Water water everywhere!






And here are some non-crofter pictures (some of us stayed through the weekend). The first couple of pictures are to and from the Rialto Bridge, from which we played "Pooh Sticks" (the game Pooh and Piglet play, watching to see whose stick floats under the bridge fastest). We played with gondolas and vaporetti.

The second couple of pictures are from the neighborhood where we stayed (in Olga Rudge's house--a lovely three rooms, one on top of the other), which was a world away from Rialto. I couldn't help thinking about Las Vegas's "Venetian" while in the Rialto area--it had the same kind of decadent tourist vibe, which made us generally avoid it. Note the leaning bell tower in the third picture--Venice is gradually sinking, rotting, falling, and otherwise decaying, which adds to its charm (if not longevity). I hope Venice outlasts Vegas.

Getting lost in the canals and tiny alleys and dead ends of the other neighborhoods was quite nice, as were the gazillion little cafes.
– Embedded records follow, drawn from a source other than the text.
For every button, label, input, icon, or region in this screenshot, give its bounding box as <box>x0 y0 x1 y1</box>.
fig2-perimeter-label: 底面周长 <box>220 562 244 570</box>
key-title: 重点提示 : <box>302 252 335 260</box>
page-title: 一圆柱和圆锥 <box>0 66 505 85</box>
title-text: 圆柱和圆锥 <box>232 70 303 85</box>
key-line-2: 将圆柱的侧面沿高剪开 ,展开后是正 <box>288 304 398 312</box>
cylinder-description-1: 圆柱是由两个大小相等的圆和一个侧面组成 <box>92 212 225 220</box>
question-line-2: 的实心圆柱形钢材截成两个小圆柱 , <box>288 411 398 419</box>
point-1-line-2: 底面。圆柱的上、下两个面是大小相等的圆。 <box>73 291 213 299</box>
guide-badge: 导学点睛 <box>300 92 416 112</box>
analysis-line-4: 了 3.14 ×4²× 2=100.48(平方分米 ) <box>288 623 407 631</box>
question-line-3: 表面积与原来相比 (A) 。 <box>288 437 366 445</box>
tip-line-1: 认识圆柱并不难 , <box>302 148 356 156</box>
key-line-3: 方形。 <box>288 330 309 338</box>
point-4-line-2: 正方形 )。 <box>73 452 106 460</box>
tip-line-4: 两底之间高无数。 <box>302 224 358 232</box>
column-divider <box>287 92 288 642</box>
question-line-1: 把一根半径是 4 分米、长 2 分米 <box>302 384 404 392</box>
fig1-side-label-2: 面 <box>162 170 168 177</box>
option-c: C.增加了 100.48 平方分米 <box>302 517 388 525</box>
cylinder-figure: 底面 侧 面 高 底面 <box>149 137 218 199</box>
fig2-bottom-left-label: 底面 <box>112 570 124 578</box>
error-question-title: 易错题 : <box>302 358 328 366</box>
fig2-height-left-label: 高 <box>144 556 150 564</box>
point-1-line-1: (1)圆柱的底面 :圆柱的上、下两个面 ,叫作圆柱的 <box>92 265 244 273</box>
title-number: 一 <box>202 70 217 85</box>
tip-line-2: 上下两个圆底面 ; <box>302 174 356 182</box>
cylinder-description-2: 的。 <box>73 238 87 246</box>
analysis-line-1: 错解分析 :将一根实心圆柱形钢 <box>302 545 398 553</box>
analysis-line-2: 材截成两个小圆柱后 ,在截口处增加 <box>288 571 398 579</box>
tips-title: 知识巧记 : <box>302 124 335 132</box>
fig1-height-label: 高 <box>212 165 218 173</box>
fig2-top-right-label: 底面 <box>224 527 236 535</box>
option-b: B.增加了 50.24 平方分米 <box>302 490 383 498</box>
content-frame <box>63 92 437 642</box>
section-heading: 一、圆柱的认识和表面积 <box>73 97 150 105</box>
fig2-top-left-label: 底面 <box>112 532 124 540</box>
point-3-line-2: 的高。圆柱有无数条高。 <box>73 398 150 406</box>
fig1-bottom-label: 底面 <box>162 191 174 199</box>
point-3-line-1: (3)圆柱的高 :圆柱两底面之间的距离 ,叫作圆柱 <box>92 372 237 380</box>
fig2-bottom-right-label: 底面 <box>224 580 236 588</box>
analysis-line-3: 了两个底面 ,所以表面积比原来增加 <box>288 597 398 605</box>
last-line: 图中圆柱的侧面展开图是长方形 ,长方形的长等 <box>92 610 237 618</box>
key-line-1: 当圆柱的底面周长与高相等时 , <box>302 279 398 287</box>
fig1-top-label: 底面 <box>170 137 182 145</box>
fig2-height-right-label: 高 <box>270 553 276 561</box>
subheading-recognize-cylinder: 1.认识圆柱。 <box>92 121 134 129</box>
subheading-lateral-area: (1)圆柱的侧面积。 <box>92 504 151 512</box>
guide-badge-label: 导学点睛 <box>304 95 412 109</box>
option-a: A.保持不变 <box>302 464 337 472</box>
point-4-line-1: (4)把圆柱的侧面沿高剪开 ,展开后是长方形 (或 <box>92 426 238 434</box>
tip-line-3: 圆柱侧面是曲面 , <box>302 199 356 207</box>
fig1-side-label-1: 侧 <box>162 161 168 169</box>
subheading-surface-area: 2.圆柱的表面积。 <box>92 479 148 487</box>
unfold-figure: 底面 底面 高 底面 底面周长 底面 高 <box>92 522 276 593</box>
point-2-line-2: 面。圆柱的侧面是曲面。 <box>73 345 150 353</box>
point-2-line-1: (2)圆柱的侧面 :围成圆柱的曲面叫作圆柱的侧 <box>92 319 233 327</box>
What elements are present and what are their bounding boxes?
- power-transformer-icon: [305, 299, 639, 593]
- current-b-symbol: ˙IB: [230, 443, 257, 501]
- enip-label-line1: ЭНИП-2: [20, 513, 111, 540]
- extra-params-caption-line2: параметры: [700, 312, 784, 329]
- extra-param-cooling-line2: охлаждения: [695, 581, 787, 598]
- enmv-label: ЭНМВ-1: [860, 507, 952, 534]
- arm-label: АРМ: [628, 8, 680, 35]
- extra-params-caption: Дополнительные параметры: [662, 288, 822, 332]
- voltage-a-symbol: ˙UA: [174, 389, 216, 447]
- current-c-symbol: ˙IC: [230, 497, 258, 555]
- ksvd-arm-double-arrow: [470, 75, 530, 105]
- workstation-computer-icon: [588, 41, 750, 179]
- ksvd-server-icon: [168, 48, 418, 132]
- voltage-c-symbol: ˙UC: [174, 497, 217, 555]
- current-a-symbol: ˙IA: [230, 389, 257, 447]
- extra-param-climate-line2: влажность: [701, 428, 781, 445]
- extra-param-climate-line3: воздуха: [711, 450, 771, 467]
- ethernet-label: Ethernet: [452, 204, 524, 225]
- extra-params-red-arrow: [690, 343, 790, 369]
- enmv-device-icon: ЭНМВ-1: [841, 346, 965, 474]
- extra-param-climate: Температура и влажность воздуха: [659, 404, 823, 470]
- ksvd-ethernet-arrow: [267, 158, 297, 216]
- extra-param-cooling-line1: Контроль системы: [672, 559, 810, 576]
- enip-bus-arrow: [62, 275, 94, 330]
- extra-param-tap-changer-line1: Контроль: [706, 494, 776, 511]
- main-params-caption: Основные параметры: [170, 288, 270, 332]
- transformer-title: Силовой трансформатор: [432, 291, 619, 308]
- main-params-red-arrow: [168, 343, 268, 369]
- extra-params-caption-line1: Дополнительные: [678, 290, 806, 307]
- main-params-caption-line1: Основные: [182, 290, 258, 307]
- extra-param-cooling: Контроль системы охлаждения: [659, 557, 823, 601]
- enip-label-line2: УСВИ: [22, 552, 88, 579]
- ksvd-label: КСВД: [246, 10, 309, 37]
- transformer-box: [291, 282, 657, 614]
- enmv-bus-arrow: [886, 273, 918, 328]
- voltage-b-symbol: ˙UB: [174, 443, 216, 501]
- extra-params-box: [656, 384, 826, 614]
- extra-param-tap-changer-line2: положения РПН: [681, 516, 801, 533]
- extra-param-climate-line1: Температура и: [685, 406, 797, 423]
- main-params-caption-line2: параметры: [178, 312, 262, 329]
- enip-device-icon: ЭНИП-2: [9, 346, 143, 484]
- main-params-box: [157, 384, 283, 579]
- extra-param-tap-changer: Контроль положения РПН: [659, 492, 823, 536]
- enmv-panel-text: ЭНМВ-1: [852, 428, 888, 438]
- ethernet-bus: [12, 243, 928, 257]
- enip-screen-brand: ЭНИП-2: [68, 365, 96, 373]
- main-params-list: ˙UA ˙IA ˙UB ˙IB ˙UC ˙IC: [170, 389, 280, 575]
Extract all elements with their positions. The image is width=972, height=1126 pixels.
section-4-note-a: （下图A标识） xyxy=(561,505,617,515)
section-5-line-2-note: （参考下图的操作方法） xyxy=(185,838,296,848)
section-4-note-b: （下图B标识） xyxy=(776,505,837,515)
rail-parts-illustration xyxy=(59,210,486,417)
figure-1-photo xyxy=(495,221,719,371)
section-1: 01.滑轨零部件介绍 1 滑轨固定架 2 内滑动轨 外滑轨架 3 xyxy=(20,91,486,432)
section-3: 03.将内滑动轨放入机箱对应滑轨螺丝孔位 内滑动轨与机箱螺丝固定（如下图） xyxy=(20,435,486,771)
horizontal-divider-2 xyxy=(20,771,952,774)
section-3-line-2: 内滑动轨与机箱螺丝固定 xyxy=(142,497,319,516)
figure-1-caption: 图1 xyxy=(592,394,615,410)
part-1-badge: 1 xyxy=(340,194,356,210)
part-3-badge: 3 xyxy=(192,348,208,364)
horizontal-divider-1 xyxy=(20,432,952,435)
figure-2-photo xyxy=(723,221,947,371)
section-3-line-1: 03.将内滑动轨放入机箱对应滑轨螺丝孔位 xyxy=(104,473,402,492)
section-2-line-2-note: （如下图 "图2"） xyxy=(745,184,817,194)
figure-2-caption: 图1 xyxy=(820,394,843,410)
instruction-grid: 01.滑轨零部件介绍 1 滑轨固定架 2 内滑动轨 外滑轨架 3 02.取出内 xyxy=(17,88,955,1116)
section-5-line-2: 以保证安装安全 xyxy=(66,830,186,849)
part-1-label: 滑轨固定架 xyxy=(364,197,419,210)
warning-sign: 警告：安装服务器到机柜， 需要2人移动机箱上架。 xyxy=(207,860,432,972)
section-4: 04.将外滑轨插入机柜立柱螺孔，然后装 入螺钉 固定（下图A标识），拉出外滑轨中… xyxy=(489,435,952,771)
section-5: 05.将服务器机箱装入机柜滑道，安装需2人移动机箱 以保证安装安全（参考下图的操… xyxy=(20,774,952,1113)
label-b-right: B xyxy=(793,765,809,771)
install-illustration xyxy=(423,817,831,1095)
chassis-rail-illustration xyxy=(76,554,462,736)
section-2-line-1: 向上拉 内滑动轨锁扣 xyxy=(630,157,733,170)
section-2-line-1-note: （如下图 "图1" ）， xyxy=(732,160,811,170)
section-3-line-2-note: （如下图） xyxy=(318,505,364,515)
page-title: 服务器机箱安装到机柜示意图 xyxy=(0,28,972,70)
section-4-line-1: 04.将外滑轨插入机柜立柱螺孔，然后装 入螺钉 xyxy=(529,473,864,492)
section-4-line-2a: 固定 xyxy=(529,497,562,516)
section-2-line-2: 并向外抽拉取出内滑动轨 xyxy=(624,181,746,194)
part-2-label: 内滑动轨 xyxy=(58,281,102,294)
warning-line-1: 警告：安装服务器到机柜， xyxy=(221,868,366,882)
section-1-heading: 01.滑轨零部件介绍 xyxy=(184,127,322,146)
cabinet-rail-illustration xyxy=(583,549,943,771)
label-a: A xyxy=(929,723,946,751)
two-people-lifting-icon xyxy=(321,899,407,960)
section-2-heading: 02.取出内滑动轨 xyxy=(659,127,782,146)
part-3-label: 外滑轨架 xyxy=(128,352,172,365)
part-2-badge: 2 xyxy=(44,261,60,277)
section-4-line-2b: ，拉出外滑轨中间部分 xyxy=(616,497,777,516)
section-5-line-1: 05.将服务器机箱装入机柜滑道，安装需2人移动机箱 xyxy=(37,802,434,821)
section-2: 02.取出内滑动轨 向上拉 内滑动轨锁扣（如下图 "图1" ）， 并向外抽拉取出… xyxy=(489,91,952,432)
My favorite cafe was in the bottom of a building where Ezra Pound used to stay, with cheap cappuccino and a view across a little canal to a gondola building and repair yard. The last picture is the Salute (health) church (our vaporetto stop), named in honor of the end of the plague.

I appreciate the art in the Accademia, though it's really not what I tend to enjoy (I'm glad the Renaissance happened, but there are other artistic eras and I prefer). However, the Museum of Letters, Arts, and Sciences had a fascinating exhibit of Meiji era Japanese photographs that I went to see. The photos were colorized (painted by ukiyo-e artists), so they were part photography and part painting, and the exhibit statements included thoughts about the different depiction of women and men, sacred and profane, and such. The originals were produced (some by Westerners) to introduce the rest of the world to Japan as it opened itself to other cultures, and it was interesting to think about the artwork while in Venice, the ultimate merchant crossroads of East and West.